When indices is an empty array (e.g., deserialized from a legacy cursor without the
"x" field), the SearchRequest will still be constructed with no indices, which
resolves to a wildcard under FGAC and causes the same 403 denial the fix intends to
prevent. Consider falling back to cursor.getIndexPattern() when the indices array is
empty, so legacy cursors still work correctly after upgrade.

legacy/src/main/java/org/opensearch/sql/legacy/executor/cursor/CursorResultExecutor.java [120-121]

 String[] indices = cursor.getIndices();
-SearchRequest searchRequest = new SearchRequest(indices == null ? new String[0] : indices);
+SearchRequest searchRequest;
+if (indices != null && indices.length > 0) {
+  searchRequest = new SearchRequest(indices);
+} else {
+  // Fallback for legacy cursors that predate the indices field
+  searchRequest = new SearchRequest(cursor.getIndexPattern().split("\\|"));
+}
Suggestion importance[1-10]: 7

__

Why: This is a valid concern: when indices is empty (legacy cursor without "x" field), the fix still creates a SearchRequest with no indices, which would still fail under FGAC. Falling back to indexPattern would handle the upgrade scenario correctly. However, the test deserializeLegacyCursorWithoutIndicesDefaultsToEmptyArray explicitly tests that empty array is returned for legacy cursors, suggesting the author may have intended a different fallback strategy.

Medium
Safely encode cursor value in JSON body

The cursor string may contain characters that are not safe to embed directly in a
JSON string literal (e.g., +, /, = from Base64, or special characters). Using
String.format to inject the cursor value without escaping can produce malformed JSON
and cause unexpected failures. Use a JSONObject to build the request body so the
cursor value is properly escaped.

integ-test/src/test/java/org/opensearch/sql/security/SQLCursorPermissionsIT.java [181-190]

 int pages = 1;
 while (!cursor.isEmpty()) {
-  JSONObject next =
-      executeSqlAsUser(
-          String.format(Locale.ROOT, "{\"cursor\": \"%s\"}", cursor), ACCOUNT_USER);
+  JSONObject body = new JSONObject();
+  body.put("cursor", cursor);
+  JSONObject next = executeSqlAsUser(body.toString(), ACCOUNT_USER);
   cursor = next.optString("cursor", "");
   pages++;
 }
 // 234 rows / 50 per page = 5 pages
 assertEquals("expected 5 V1 cursor pages under FGAC", 5, pages);
Suggestion importance[1-10]: 6

__

Why: The cursor value (Base64-encoded) can contain characters like +, /, and = that are safe in JSON strings but the suggestion is valid for robustness. Using JSONObject to build the request body ensures proper escaping and avoids potential malformed JSON issues.

Low
General
Use explicit charset for Base64 encode/decode

json.toString().getBytes() uses the platform's default charset, which may differ
across environments and cause decoding failures. Explicitly specify
StandardCharsets.UTF_8 for both encoding and decoding to ensure consistent behavior.

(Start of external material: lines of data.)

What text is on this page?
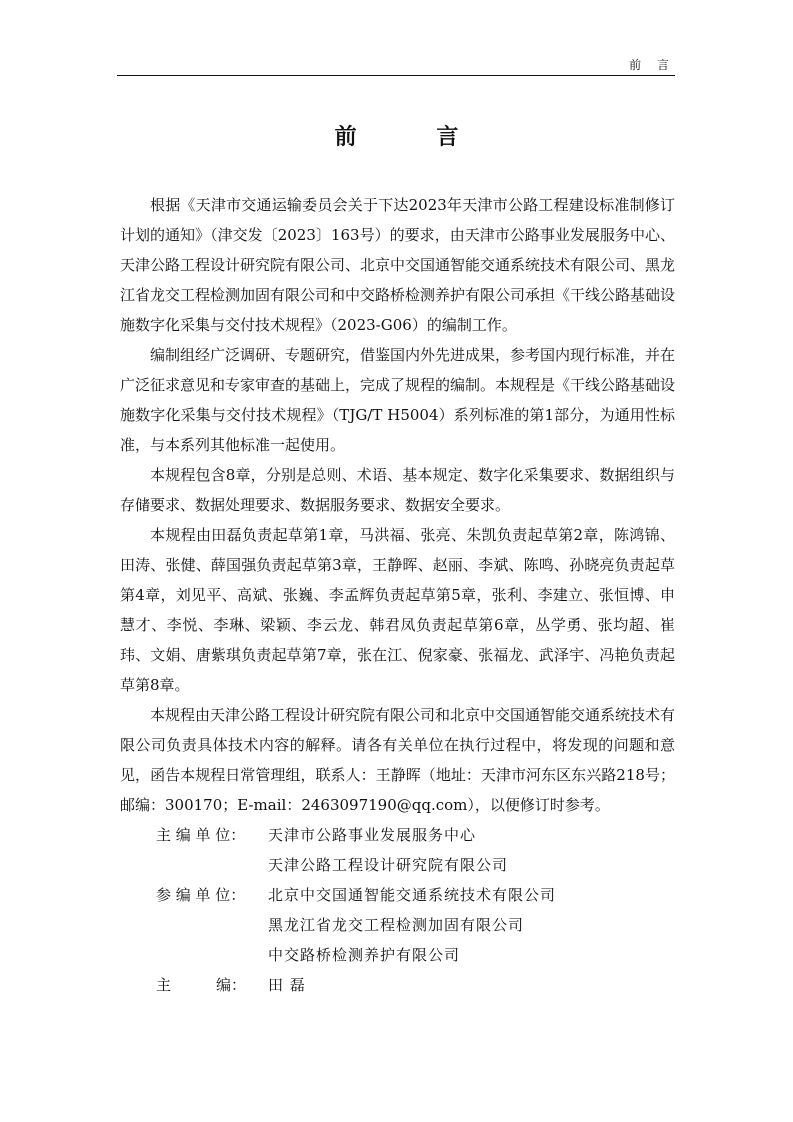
前 言
前 言

根据《天津市交通运输委员会关于下达2023年天津市公路工程建设标准制修订计划的通知》（津交发〔2023〕163号）的要求，由天津市公路事业发展服务中心、天津公路工程设计研究院有限公司、北京中交国通智能交通系统技术有限公司、黑龙江省龙交工程检测加固有限公司和中交路桥检测养护有限公司承担《干线公路基础设施数字化采集与交付技术规程》（2023-G06）的编制工作。

编制组经广泛调研、专题研究，借鉴国内外先进成果，参考国内现行标准，并在广泛征求意见和专家审查的基础上，完成了规程的编制。本规程是《干线公路基础设施数字化采集与交付技术规程》（TJG/T H5004）系列标准的第1部分，为通用性标准，与本系列其他标准一起使用。

本规程包含8章，分别是总则、术语、基本规定、数字化采集要求、数据组织与存储要求、数据处理要求、数据服务要求、数据安全要求。

本规程由田磊负责起草第1章，马洪福、张亮、朱凯负责起草第2章，陈鸿锦、田涛、张健、薛国强负责起草第3章，王静晖、赵丽、李斌、陈鸣、孙晓亮负责起草第4章，刘见平、高斌、张巍、李孟辉负责起草第5章，张利、李建立、张恒博、申慧才、李悦、李琳、梁颖、李云龙、韩君凤负责起草第6章，丛学勇、张均超、崔玮、文娟、唐紫琪负责起草第7章，张在江、倪家豪、张福龙、武泽宇、冯艳负责起草第8章。

本规程由天津公路工程设计研究院有限公司和北京中交国通智能交通系统技术有限公司负责具体技术内容的解释。请各有关单位在执行过程中，将发现的问题和意见，函告本规程日常管理组，联系人：王静晖（地址：天津市河东区东兴路218号；邮编：300170；E-mail：2463097190@qq.com），以便修订时参考。

主 编 单 位：	天津市公路事业发展服务中心
天津公路工程设计研究院有限公司
参 编 单 位：	北京中交国通智能交通系统技术有限公司
黑龙江省龙交工程检测加固有限公司
中交路桥检测养护有限公司
主　　　编：	田 磊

legacy/src/test/java/org/opensearch/sql/legacy/unittest/cursor/DefaultCursorTest.java [170-172]

-JSONObject json = new JSONObject(new String(Base64.getDecoder().decode(payload)));
+JSONObject json = new JSONObject(new String(Base64.getDecoder().decode(payload), java.nio.charset.StandardCharsets.UTF_8));
 json.remove("x");
-String legacyPayload = Base64.getEncoder().encodeToString(json.toString().getBytes());
+String legacyPayload = Base64.getEncoder().encodeToString(json.toString().getBytes(java.nio.charset.StandardCharsets.UTF_8));
Suggestion importance[1-10]: 4

__

Why: Using explicit StandardCharsets.UTF_8 is a good practice to avoid platform-dependent behavior, but this is a test file and the risk of charset mismatch causing failures in practice is low. It's a minor improvement to code robustness.